Department of Medical Physics, Graduate School of Medical Sciences, Kindai University, 377-2 Onohigashi, Osakasayama, Osaka, 5898511, Japan.
Department of Radiology, Kindai University Hospital, 377-2 Onohigashi, Osakasayama, Osaka, 5898511, Japan.
Phys Eng Sci Med. 2020 Sep;43(3):947-957. doi: 10.1007/s13246-020-00891-2. Epub 2020 Jul 9.

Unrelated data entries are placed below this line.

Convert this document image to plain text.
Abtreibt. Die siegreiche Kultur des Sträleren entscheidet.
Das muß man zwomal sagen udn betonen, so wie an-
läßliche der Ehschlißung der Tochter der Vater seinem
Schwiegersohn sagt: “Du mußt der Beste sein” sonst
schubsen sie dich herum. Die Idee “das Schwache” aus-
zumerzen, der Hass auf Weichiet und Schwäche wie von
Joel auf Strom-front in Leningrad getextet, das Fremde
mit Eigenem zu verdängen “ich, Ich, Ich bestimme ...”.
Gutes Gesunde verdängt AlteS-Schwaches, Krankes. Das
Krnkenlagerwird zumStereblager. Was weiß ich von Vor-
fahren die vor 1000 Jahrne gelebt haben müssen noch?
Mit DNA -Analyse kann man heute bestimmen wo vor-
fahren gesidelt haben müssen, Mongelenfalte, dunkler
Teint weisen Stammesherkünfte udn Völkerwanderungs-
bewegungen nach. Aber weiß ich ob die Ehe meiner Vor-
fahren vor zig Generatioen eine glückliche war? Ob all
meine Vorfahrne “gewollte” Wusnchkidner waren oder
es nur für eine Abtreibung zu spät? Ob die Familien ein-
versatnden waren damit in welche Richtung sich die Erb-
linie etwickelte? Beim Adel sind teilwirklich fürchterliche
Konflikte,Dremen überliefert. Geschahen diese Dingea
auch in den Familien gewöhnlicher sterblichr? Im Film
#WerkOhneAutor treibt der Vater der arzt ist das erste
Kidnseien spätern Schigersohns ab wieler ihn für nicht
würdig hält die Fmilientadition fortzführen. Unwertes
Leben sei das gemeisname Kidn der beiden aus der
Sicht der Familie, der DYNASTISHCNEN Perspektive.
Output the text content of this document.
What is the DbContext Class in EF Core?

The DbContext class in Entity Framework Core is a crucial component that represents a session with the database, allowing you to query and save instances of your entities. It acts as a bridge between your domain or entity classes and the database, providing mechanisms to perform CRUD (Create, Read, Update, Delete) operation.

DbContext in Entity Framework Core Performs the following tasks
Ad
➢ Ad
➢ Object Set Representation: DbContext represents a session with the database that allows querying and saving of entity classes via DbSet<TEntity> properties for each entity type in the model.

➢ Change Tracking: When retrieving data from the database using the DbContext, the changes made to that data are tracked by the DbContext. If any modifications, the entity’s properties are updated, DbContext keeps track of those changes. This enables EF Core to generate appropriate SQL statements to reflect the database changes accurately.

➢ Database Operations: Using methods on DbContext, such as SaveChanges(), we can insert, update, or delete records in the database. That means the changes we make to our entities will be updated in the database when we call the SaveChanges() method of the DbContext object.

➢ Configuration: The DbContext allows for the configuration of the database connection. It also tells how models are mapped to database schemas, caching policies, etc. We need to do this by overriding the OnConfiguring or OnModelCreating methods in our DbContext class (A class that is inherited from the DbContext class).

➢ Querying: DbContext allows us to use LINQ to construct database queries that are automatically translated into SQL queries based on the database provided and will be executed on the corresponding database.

This study characterized the plan complexity of the dual-layer multi-leaf collimator (MLC) performance for volumetric modulated arc therapy (VMAT) in Halcyon. Plan complexity metrics were computed independently for each MLC layer (proximal and distal): modulation complexity score (MCS), plan averaged beam area, irregularity, and modulation (PA, PI, and PM) were obtained. These were investigated when weighted by proportions of the effective proximal MLC and distal MLC (MCS, PA, PI, and PM). Conventional plan complexity metrics for the effective 5.0 mm resolution MLC (MCS, PA, PI, PM), small aperture score (SAS), effective distal MLC score (EDS), and MU were also evaluated. Forty-five consecutive VMAT plans were analyzed retrospectively for treatment sites of the prostate, head and neck (HN), and other parts. The mean values of the metrics for proximal MLC and distal MLC were 0.310 and 0.245 (MCS), 71.09 cm and 55.92 cm (PA), 6.24 and 10.19 (PI), and 0.593 and 0.645 (PM), respectively. The degree of plan complexity in the distal MLC was larger than in the proximal MLC. The percentage of the effective distal MLC was higher than that of the proximal MLC (mean EDS = 0.555). The MCS, PA, PI, and PM showed significant differences between the prostate and HN groups like the PA, PI, and PM; however, the MCS did not. Additionally, the MCS correlated with MU and PM, while the MCS correlated with SAS and PA. The plan complexity for each MLC layer and subsequently combining these complexities might be useful to better understand the dual-layer MLC performance.
本研究对 Halcyon 中容积调制弧形治疗(VMAT)的双层多叶准直器(MLC)性能的计划复杂性进行了描述。分别为每个 MLC 层(近端和远端)计算了调制复杂性评分(MCS)、计划平均射束面积、不规则性和调制(PA、PI 和 PM)。当按有效近端 MLC 和远端 MLC 的比例加权时,研究了这些参数(MCS、PA、PI 和 PM)。还评估了有效 5.0mm 分辨率 MLC 的常规计划复杂性参数(MCS、PA、PI、PM)、小孔径评分(SAS)、有效远端 MLC 评分(EDS)和 MU。回顾性分析了 45 例连续 VMAT 计划,这些计划的治疗部位为前列腺、头颈部(HN)和其他部位。近端 MLC 和远端 MLC 的平均指标值分别为 0.310 和 0.245(MCS)、71.09cm 和 55.92cm(PA)、6.24 和 10.19(PI)和 0.593 和 0.645(PM)。远端 MLC 的计划复杂性程度大于近端 MLC。有效远端 MLC 的百分比高于近端 MLC(平均 EDS=0.555)。MCS、PA、PI 和 PM 与前列腺和 HN 组之间存在显著差异,如 PA、PI 和 PM;然而,MCS 没有。此外,MCS 与 MU 和 PM 相关,而 MCS 与 SAS 和 PA 相关。每个 MLC 层的计划复杂性以及随后组合这些复杂性可能有助于更好地理解双层 MLC 性能。